Page a Day: One Hundred Seventeen



            The next day I exhausted my hundred and fifty rounds in short order. There were plenty of birds and rodents on the tundra, few of them frightful. With good reason, it turns out. I came back to walk beside the greatship with three grouse in hand. I held them up for Julius.
            “Men will be larger,” he said, “within a hundred paces. And they will get so close you will wish that they were anything else.”
            I nodded, and gave my birds to the quartermasters. Our army had grown so quickly and into such complexity it could not be believed. Our army of one thousand had become ten. Our three top commanders had become thirty, though of course Marcus and Julius and Jerem Cozak all maintained their highest rank. Jerem Cozak had split half the Never-born to captain new recruits into reliable units; half he gave to Marcus to retain as a vanguard force. Before, we had only trained twice a day and I suspect mostly for my benefit. Now, even on the march there was always someone practicing their arms. Whoever did had to run for an hour to rejoin the column. I realized that night, for perhaps the first time, that not all the Augers had necessarily fought in wars, and most had probably never had martial instruction. They had just been there, living in the frozen cities, fishing and scavenging from the stores until we came.

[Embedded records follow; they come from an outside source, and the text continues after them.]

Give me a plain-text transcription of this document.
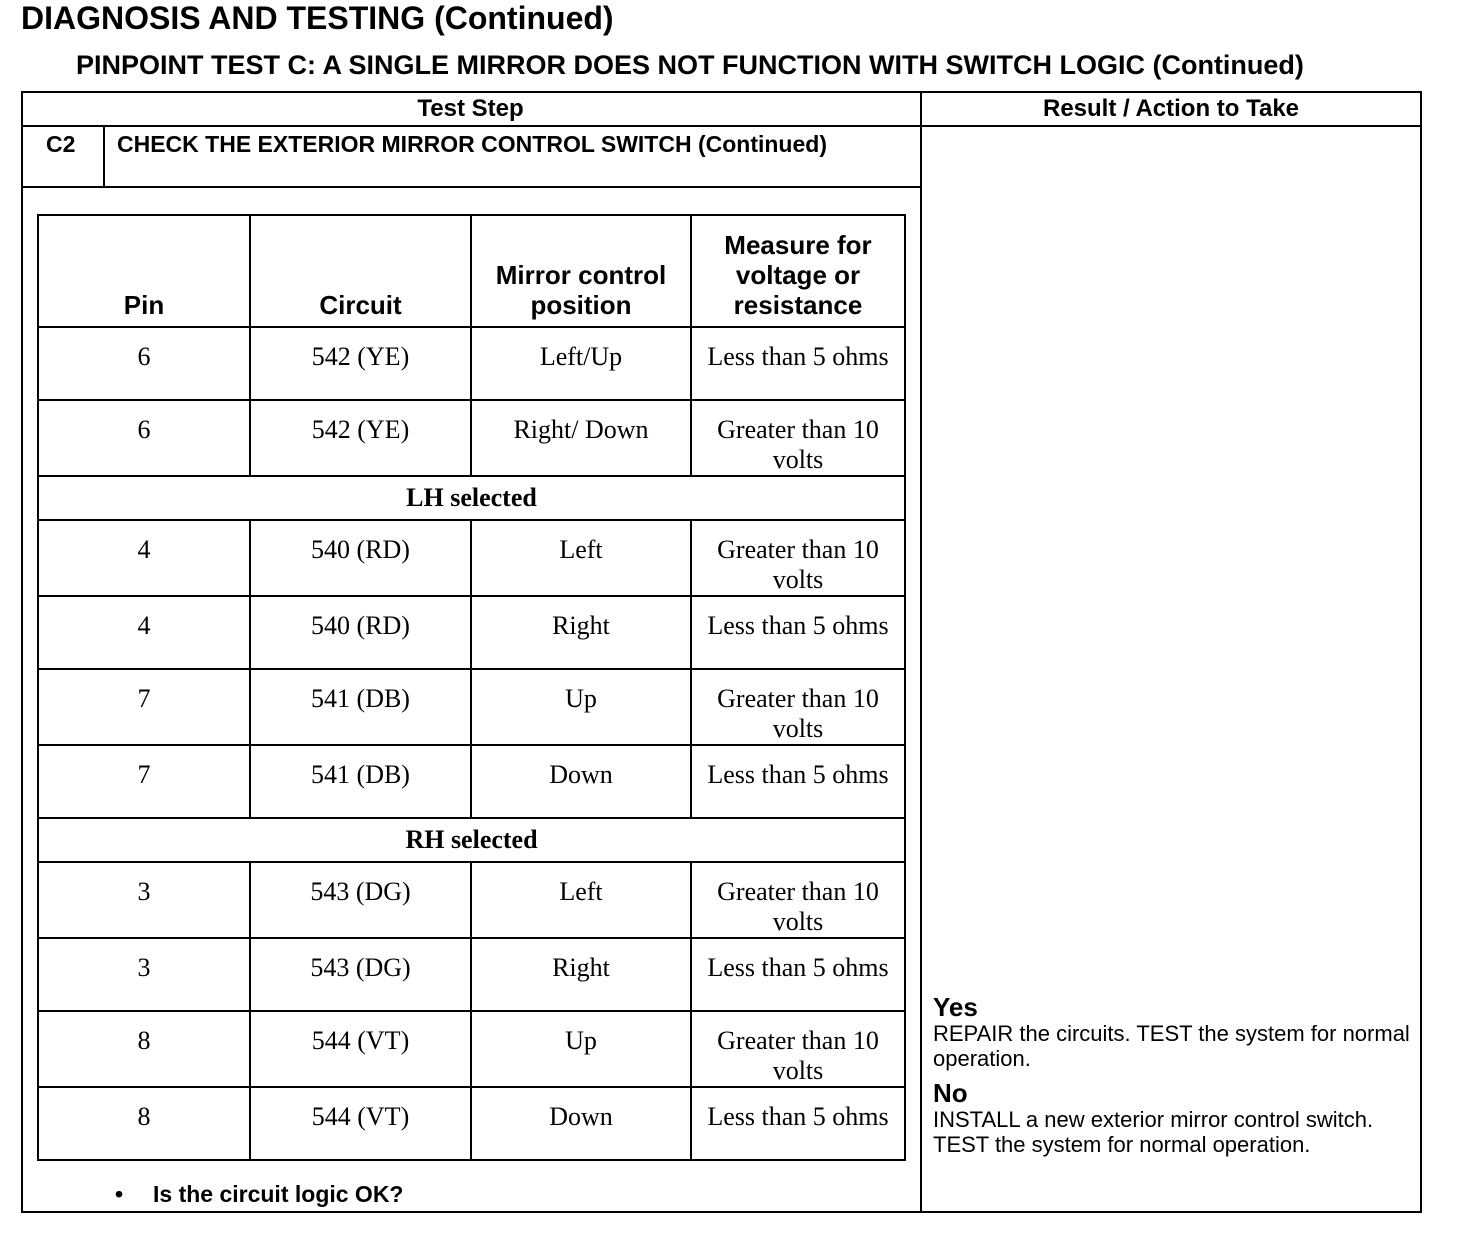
DIAGNOSIS AND TESTING (Continued)
PINPOINT TEST C: A SINGLE MIRROR DOES NOT FUNCTION WITH SWITCH LOGIC (Continued)
Test Step	Result / Action to Take
C2 CHECK THE EXTERIOR MIRROR CONTROL SWITCH (Continued)
Pin	Circuit	Mirror control position	Measure for voltage or resistance
6	542 (YE)	Left/Up	Less than 5 ohms
6	542 (YE)	Right/ Down	Greater than 10 volts
LH selected			
4	540 (RD)	Left	Greater than 10 volts
4	540 (RD)	Right	Less than 5 ohms
7	541 (DB)	Up	Greater than 10 volts
7	541 (DB)	Down	Less than 5 ohms
RH selected			
3	543 (DG)	Left	Greater than 10 volts
3	543 (DG)	Right	Less than 5 ohms
8	544 (VT)	Up	Greater than 10 volts
8	544 (VT)	Down	Less than 5 ohms
• Is the circuit logic OK?
Yes
REPAIR the circuits. TEST the system for normal operation.
No
INSTALL a new exterior mirror control switch. TEST the system for normal operation.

            We were about to do the same again. For at dawn as we saw the first of the Free Cities on the horizon it became apparent that it had not remained unfortified. All the old Free Cities had been, because they were built during the reign of the last Faith’s predecessor. Cities of wood and iron and stone, cities without Profusionist metal or any of the ancient, complex machines at all. The cities of a great reformer, trying to open the world by trade. There hadn’t even been any temples in the Fackablest, only markets and exchanges. 
            Now there was a wall entirely around the city, black and long and high as ten men. Inside it roiled clouds of nightwind, seeping over the walls and down like black mist in the early morning light. Of course Jerem Cozak was prepared for this. All the scouts had gone out the previous day, and now followed always alongside us to guard against ambush and chance encounter.